E é justamente neste século, que o significado atribuído aos sonhos e sua interpretação cresceram amplamente no mundo intelectual, principalmente no campo da psicologia, impulsionada por seus estudos, os quais demonstraram ser uma poderosa ferramenta de auto-conhecimento. Com isto, muito daqueles que estavam intrigados, preocupados ou apenas curiosos com as experiências oníricas que haviam vivenciado, passaram a recorrer a este recurso numa tentativa de amenizar sua ansiedade pelos mistérios nelas contidos.
E o resultado de tudo isto é bem interessante: crenças primitivas provavelmente levaram Freud a desenvolver um estudo científico. Um vez que seu excitante trabalho passou a ser desenvolvido em laboratórios ao redor do globo, muitos interessados passaram a voltar-se aos sistemas espirituais antigos. Basta entrarmos em qualquer livraria e certificarmo-nos da quantidade de livros existentes a respeito e que, ao mesmo tempo, não estão nas prateleiras de psicanálise.
Por mais de meio milênio, a mística judaica, a Cabalá, vem considerando que os sonhos ocupam uma importância central em nosso dia a dia.
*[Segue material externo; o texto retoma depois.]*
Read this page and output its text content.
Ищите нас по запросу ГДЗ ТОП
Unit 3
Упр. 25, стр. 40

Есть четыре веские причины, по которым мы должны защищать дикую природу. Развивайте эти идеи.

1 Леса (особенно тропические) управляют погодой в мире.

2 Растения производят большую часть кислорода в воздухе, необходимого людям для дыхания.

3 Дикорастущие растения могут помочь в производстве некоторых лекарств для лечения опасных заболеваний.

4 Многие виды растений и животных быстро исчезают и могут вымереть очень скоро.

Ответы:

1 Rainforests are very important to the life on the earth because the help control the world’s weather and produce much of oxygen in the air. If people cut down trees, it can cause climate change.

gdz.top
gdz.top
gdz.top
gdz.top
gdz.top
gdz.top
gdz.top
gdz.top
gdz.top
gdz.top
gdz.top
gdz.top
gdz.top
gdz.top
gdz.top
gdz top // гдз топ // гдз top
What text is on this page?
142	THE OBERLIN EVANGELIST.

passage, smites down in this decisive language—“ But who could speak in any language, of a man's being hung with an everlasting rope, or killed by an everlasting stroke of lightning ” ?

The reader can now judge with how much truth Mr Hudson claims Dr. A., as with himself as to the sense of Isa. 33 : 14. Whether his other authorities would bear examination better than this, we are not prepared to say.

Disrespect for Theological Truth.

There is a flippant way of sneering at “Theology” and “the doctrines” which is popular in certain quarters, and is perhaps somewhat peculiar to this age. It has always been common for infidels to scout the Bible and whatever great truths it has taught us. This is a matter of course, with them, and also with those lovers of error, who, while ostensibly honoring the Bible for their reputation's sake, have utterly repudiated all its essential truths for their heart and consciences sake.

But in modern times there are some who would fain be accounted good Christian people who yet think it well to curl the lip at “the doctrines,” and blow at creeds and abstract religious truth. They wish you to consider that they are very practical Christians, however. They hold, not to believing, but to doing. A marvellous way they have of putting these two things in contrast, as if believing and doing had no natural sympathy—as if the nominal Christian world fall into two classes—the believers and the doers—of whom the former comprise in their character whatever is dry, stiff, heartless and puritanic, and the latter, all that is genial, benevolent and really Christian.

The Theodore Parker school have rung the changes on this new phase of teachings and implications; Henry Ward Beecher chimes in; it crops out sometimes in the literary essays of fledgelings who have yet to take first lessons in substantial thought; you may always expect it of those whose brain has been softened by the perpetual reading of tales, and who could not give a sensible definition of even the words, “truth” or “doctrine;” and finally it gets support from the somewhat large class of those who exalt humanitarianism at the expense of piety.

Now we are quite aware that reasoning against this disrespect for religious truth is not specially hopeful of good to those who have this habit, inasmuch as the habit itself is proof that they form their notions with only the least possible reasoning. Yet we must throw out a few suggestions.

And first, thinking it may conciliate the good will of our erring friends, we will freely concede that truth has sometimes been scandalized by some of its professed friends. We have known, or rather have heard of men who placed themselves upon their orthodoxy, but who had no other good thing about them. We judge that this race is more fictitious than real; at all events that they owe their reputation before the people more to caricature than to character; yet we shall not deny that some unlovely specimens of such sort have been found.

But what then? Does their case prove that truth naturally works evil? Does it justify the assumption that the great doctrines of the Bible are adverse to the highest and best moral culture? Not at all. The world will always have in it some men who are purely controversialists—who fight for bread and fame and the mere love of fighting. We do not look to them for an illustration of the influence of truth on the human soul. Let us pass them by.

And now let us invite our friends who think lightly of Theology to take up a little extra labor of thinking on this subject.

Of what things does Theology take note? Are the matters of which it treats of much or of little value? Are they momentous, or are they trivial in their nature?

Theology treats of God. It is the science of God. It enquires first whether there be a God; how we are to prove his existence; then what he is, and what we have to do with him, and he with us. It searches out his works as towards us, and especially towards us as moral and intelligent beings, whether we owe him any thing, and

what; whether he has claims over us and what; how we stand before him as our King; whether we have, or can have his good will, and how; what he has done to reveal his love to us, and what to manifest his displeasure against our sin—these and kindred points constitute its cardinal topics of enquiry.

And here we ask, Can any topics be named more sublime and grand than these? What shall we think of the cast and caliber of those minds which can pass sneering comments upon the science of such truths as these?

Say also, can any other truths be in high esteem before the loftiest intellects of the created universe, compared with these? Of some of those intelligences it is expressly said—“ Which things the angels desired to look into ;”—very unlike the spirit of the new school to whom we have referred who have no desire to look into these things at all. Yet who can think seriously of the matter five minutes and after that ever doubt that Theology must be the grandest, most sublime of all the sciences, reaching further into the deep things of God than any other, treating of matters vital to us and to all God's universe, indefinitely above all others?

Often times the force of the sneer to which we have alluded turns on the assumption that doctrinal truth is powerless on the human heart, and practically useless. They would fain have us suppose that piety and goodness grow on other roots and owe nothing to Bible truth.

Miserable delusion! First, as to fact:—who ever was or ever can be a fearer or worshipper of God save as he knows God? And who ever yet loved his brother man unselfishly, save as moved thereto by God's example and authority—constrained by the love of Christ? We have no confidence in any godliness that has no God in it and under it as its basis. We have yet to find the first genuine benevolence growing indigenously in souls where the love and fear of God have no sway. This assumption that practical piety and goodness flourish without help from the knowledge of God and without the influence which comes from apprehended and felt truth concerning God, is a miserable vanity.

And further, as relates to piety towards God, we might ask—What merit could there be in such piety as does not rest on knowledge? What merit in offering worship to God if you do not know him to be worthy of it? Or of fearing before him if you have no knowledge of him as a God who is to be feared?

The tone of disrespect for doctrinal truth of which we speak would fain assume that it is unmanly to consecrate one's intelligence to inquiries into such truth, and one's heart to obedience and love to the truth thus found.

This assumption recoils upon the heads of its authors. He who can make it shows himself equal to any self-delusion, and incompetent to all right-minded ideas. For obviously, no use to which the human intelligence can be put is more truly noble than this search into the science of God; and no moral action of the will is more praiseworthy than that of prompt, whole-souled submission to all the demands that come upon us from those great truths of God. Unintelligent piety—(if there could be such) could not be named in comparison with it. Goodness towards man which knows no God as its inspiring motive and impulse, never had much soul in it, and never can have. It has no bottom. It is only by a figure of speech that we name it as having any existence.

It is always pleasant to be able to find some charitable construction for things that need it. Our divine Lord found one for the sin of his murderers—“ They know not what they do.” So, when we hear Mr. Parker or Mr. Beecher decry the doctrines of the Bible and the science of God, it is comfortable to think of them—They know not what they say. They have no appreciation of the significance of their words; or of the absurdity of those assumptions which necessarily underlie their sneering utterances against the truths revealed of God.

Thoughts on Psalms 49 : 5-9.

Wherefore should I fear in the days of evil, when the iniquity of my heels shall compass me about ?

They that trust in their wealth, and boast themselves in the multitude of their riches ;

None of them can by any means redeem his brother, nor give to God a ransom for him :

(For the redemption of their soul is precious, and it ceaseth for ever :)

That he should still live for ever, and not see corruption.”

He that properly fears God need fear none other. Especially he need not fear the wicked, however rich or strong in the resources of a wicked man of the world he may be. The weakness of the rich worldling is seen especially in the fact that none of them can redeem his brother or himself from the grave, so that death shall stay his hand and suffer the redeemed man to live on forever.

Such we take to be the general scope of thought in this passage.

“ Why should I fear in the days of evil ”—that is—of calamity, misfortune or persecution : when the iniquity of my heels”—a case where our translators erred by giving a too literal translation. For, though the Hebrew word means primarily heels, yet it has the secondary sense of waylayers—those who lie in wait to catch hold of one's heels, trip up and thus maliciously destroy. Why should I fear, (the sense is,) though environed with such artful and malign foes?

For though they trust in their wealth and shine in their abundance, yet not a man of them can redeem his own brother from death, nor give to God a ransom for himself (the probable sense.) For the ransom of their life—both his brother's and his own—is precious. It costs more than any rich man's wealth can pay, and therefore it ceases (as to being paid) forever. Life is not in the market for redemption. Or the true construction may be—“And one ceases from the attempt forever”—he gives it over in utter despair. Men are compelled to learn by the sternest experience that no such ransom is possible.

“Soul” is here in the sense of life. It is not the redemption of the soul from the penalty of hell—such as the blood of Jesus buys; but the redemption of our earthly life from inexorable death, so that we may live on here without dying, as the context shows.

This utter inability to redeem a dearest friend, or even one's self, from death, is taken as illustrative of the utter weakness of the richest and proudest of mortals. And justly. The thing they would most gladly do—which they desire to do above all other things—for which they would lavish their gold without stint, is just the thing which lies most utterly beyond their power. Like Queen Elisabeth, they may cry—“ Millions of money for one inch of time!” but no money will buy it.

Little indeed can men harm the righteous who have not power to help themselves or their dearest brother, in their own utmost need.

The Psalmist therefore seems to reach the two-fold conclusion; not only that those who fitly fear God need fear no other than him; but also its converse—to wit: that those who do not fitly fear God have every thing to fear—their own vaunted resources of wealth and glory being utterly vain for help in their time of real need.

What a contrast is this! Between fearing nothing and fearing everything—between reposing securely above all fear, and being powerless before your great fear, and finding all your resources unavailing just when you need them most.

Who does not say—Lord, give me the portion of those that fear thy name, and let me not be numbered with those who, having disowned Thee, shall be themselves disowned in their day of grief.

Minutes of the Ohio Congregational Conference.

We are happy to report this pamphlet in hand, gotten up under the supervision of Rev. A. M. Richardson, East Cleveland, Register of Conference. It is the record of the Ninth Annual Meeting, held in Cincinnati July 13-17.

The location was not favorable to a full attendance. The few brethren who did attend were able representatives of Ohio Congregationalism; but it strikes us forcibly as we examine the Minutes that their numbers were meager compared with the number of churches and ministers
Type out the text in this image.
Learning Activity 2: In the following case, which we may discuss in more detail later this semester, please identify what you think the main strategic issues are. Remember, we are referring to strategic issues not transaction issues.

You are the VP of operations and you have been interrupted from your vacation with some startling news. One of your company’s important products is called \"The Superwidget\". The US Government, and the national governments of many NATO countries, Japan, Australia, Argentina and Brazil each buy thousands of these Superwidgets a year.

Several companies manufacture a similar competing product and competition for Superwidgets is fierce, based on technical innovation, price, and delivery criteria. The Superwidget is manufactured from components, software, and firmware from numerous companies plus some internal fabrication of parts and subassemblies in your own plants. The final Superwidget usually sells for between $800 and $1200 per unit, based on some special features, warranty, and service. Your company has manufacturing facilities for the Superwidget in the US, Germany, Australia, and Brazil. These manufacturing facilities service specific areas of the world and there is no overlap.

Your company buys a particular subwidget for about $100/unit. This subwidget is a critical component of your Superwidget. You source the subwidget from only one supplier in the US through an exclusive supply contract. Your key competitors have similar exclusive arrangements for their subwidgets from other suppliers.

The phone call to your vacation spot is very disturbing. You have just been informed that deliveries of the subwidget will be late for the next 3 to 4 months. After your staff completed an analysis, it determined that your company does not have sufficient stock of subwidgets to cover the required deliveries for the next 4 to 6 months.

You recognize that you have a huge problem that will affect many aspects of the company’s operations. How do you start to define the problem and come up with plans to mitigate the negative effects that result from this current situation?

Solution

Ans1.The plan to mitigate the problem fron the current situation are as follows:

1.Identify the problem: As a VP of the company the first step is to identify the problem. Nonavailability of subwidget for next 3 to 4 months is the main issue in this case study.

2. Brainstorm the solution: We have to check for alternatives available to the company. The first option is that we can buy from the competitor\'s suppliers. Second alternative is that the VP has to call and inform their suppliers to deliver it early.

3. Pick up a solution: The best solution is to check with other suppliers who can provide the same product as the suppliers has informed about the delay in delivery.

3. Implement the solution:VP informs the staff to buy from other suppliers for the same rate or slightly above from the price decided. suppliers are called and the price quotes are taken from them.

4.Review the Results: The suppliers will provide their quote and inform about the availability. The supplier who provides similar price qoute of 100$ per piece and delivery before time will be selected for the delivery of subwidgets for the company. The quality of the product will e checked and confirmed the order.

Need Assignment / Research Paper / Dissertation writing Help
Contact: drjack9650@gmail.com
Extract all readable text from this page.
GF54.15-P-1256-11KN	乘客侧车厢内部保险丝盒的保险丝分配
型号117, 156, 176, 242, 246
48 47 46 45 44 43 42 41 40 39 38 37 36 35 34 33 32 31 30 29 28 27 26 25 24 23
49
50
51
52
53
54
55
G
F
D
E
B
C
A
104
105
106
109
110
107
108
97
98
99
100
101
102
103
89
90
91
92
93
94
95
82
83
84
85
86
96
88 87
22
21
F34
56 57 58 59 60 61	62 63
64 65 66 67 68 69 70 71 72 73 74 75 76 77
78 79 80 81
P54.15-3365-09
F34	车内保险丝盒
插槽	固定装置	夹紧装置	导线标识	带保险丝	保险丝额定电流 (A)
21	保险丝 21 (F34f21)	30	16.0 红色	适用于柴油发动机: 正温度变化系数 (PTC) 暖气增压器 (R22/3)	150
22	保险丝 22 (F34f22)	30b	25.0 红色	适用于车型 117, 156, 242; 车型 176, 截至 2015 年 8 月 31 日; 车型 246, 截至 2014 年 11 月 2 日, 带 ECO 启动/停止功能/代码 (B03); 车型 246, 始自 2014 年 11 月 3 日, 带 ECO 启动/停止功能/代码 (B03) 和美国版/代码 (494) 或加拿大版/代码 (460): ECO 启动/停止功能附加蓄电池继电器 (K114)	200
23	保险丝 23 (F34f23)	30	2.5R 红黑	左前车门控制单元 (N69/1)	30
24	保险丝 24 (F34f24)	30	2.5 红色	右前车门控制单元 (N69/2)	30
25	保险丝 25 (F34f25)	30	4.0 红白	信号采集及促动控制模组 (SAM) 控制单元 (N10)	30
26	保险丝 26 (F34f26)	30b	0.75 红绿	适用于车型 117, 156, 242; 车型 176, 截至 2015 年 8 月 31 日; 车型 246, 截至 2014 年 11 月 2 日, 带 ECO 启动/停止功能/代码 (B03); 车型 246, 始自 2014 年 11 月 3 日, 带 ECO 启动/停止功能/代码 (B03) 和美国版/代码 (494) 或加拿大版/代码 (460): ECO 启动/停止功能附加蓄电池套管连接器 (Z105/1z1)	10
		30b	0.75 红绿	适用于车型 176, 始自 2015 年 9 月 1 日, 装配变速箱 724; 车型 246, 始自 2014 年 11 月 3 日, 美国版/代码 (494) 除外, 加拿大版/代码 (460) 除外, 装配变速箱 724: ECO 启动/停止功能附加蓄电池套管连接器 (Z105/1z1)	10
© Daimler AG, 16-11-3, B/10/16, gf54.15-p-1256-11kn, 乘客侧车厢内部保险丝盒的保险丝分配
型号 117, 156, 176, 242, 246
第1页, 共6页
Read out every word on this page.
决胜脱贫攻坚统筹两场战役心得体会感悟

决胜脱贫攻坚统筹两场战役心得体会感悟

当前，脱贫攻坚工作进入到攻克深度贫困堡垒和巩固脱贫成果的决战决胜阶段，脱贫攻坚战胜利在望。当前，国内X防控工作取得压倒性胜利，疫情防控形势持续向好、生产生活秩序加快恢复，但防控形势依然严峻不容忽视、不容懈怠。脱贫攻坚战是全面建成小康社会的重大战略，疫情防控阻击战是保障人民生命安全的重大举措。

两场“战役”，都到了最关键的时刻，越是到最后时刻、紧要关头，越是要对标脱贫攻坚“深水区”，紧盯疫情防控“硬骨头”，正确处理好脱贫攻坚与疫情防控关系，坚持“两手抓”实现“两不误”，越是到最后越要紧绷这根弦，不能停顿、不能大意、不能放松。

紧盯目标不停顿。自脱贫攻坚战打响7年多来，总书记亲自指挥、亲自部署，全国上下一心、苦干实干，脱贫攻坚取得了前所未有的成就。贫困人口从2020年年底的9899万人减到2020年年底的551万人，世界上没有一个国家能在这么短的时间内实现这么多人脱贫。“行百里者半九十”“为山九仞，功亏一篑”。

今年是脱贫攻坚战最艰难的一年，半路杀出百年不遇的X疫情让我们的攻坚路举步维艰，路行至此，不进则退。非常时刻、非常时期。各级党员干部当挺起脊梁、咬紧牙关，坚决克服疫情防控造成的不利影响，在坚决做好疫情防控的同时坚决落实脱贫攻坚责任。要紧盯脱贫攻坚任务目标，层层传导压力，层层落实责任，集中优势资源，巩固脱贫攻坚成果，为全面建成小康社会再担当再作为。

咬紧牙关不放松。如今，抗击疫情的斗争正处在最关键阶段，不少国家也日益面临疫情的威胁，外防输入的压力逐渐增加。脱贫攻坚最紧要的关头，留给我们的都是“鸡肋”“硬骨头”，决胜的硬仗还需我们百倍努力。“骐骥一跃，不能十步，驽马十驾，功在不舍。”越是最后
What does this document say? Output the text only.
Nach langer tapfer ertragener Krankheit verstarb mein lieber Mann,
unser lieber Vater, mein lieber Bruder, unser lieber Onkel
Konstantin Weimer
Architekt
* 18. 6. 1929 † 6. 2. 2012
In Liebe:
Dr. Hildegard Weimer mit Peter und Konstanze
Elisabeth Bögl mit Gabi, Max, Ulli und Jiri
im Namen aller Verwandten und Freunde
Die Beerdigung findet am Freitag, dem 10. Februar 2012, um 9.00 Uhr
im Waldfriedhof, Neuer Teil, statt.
Basta abrirmos sua obra máxima, o Livro do Esplendor, o Zohar, datado por volta de 1290 e analisarmos a quantidade de informações sobre a estrutura dos sonhos. Aos estudiosos desta ciência esotérica, chamaremos, a partir de agora, cabalistas. Os primeiros cabalistas sempre acreditaram que o sono e os sonhos desempenham um papel vital em nossas vidas. Em nenhum momento condenaram o sono como perda de tempo e, muito pelo contrário, consideravam-no um contribuinte direto à nossa saúde física e mental. Para manter sua imagem humana como algo bonito e divino, os pensadores cabalistas sempre prezaram o sono como tendo um propósito espiritual crucial, ao lado de outras atividades física, tais como comer e beber. Através do sono, recuperamos nossas energias e abrimos nossas mentes a influências superiores, declara a Cabalá. Ao mesmo tempo, somos exortados a não negar-nos um descanso adequado, assim como somos avisados a não punir-nos com jejuns desnecessários ou outras formas de autoflagelação.